President Barack Obama was once criticized for his “apology tour” around the globe, in which he bowed to Islamic leaders and admitted America’s faults. Now, he is making other western leaders apologize. In a surprise move before leaving Israel, President Obama encouraged Prime Minister Benjamin Netanyahu to apologize to Prime Minister Recep Tayyip Erdogan of Turkey for the death of nine Gaza flotilla activists in 2010.
The media hailed President Obama’s achievement, calling it a “diplomatic win” and a “diplomatic coup.” Netanyahu’s apology “resolved a bitter three-year dispute,” the New York Times reported, “handing the president a solid accomplishment.” According to the terms of the deal, Turkey and Israel were to restore normal diplomatic ties, and Turkey was to drop its sensational prosecutions of Israeli generals over the flotilla incident.
On Friday, the White House released a statement hailing “the restoration of positive relations” between Israel and Turkey as a result of Netanyahu’s apparently forced apology over the flotilla raid. A day later, however, Turkey appeared to renege on the deal, with Erdogan telling the Turkish press that it was too soon to send a new ambassador to Israel or to stop the show-trial prosecutions, despite President Obama’s assurances.
Turkey appears to have pocketed Israel’s apology and changed the terms of the deal–or else the deal was never what reporters were led to believe. Instead of a diplomatic “coup,” what President Obama appears to have achieved is the humiliation of an ally for the simple act of having defended itself from terrorism. The principle that the apology has established could have negative security implications for Israel and the U.S. as well.
The deaths occurred in 2010 aboard the Mavi Marmara, which was attempting to run a blockade that Israel has established around Gaza to prevent shipments of weapons and weapons-making material to Hamas and other terror groups. There were several other ships in the flotilla, which Israeli commandos stopped and boarded without incident. But passengers on the Mavi Marmara, who included radical Islamists, attacked the Israelis.
The flotilla was organized by a Turkish organization calling itself the Humanitarian Relief Foundation, or IHH. The IHH calls itself a charity but operates as a front for jihadists and has a record of providing logistical support to terrorists as well as accepting money from terrorist financiers. It enjoys the protection and support of Erdogan and his ruling party, who supported the flotilla and its goal of breaking the blockade of Hamas in Gaza.

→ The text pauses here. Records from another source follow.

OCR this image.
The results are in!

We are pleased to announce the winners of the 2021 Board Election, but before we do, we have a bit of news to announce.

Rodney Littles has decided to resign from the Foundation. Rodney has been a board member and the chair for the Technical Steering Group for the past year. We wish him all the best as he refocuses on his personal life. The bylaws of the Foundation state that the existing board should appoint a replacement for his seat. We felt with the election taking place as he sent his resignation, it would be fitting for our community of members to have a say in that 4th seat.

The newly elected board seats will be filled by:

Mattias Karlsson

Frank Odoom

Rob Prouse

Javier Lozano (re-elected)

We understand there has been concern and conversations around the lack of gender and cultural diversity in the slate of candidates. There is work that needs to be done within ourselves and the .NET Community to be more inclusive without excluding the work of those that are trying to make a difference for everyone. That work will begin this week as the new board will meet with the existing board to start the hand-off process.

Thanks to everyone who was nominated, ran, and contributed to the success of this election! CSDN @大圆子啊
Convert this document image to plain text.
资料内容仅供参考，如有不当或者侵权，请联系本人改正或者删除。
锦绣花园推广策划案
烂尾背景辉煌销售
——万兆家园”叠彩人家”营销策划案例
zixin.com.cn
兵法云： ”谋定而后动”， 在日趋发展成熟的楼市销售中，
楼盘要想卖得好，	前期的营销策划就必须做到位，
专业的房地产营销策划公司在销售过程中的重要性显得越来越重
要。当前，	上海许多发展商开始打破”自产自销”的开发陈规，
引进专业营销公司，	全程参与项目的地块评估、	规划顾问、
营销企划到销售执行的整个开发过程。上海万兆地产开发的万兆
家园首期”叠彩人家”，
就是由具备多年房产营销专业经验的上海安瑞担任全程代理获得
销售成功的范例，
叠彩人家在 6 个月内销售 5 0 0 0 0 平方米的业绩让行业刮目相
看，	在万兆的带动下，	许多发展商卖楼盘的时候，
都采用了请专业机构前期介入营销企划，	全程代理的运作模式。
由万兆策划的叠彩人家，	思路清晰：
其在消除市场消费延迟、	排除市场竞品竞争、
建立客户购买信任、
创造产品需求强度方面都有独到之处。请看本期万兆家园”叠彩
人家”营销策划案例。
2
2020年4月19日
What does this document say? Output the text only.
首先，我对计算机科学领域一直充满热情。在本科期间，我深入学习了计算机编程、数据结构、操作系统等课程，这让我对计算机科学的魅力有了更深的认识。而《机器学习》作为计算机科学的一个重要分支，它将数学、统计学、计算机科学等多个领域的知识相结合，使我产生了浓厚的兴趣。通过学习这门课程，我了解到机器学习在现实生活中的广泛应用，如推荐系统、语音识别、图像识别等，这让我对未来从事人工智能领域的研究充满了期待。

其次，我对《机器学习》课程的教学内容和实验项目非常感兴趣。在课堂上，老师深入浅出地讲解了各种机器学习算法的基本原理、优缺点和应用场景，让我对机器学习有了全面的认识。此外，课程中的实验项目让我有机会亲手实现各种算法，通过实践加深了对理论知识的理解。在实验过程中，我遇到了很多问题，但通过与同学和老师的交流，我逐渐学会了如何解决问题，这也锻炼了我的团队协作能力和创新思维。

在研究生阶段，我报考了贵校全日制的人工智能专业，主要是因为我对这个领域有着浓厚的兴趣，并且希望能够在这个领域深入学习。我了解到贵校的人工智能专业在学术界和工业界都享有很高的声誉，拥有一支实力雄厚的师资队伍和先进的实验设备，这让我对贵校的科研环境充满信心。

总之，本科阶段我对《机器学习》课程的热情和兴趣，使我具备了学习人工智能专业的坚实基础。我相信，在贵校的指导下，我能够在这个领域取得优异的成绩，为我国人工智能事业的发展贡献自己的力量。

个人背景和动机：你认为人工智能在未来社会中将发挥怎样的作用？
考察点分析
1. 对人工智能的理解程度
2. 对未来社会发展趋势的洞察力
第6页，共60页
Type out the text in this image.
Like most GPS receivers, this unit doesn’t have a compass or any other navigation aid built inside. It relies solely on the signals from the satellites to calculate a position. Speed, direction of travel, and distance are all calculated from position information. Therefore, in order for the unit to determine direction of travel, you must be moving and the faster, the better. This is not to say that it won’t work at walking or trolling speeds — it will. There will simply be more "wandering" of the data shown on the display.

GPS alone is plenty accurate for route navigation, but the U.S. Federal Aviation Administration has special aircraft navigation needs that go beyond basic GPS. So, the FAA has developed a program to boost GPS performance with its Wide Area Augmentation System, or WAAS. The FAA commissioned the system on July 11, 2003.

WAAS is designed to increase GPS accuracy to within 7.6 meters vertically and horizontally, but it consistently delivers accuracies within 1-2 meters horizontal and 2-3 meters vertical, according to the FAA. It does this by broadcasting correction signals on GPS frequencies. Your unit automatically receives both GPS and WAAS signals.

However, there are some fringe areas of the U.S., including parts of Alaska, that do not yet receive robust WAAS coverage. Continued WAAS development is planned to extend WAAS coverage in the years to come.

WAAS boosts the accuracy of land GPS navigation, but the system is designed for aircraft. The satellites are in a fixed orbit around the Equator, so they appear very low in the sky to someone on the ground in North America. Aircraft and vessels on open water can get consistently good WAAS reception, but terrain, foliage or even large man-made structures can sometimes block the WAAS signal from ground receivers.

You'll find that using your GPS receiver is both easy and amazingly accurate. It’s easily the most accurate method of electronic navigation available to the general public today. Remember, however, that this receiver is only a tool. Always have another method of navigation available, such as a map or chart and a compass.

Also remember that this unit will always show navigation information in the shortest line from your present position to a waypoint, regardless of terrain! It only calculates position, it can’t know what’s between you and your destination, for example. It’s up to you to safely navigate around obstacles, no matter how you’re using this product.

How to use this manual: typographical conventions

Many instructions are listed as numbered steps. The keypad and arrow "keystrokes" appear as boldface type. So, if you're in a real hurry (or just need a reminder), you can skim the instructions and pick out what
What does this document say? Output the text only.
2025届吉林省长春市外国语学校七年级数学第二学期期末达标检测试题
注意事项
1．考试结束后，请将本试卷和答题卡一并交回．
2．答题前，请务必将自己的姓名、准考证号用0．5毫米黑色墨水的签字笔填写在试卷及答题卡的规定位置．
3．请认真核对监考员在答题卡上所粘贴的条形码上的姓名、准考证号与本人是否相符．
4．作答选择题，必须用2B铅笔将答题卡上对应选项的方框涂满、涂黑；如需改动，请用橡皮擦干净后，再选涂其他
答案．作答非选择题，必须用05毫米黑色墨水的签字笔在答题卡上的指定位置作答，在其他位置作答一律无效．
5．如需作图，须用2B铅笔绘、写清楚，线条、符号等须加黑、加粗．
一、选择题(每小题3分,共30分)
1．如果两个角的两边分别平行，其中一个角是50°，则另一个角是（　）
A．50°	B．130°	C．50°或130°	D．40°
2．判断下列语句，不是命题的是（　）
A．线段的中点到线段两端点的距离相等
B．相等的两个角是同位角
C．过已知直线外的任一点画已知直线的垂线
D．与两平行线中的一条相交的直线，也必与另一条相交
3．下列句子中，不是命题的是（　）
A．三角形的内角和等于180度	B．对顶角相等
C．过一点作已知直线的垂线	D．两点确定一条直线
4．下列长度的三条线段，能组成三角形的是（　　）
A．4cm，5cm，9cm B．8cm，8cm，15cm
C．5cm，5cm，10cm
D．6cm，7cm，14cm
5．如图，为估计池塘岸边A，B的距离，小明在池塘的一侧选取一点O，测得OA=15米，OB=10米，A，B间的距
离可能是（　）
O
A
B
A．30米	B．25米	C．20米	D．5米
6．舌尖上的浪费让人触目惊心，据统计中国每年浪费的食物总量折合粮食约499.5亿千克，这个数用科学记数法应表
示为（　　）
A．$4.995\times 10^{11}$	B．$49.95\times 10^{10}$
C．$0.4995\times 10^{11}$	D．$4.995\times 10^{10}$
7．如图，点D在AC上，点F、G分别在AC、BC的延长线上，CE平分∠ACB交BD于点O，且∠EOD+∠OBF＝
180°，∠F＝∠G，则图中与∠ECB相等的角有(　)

Similar flotillas and marches have been organized by international anti-Israel activists, including former Obama associates (and domestic terrorists) Bill Ayers and Bernardine Dorhn, who led a “Freedom March” to Gaza in late December 2009. Israel already lets humanitarian aid and some commercial goods into Gaza, but restricts specific materials that can be used to build the kind of deadly rockets fired during President Obama’s visit.
Relations with Turkey are important to Israel. The two once enjoyed close security ties, and both are concerned about the civil war in Syria and Iran’s nuclear ambitions. Yet the Erdogan government has been steering Turkey in an Islamist direction, which includes hostility to Israel. That policy was not appeased by Netanyahu’s apology. Instead, the apology appears to have indicated to Erdogan that he can press for more concessions.
It is possible that Netanyahu may have agreed to apologize in exchange for support by President Obama for a potential pre-emptive strike on Iran. Regardless, it is clear that he would not have apologized without Obama’s involvement. In September 2011, Netanyahu flatly refused to apologize to Turkey for actions taken in self-defense, saying: “We do not need to apologize for working to defend our children, our citizens and our cities.”
It is now becoming equally clear that the gesture now described as a “diplomatic coup” by President Obama was anything but. The apology was merely a capitulation that is being celebrated by Hamas as well as Turkey, with Hamas calling it the first step to “ending the political and economic blockade.” What the New York Times called “a win-win for all sides” now looks like a win for radical Islam and terror at Israel and the West’s expense.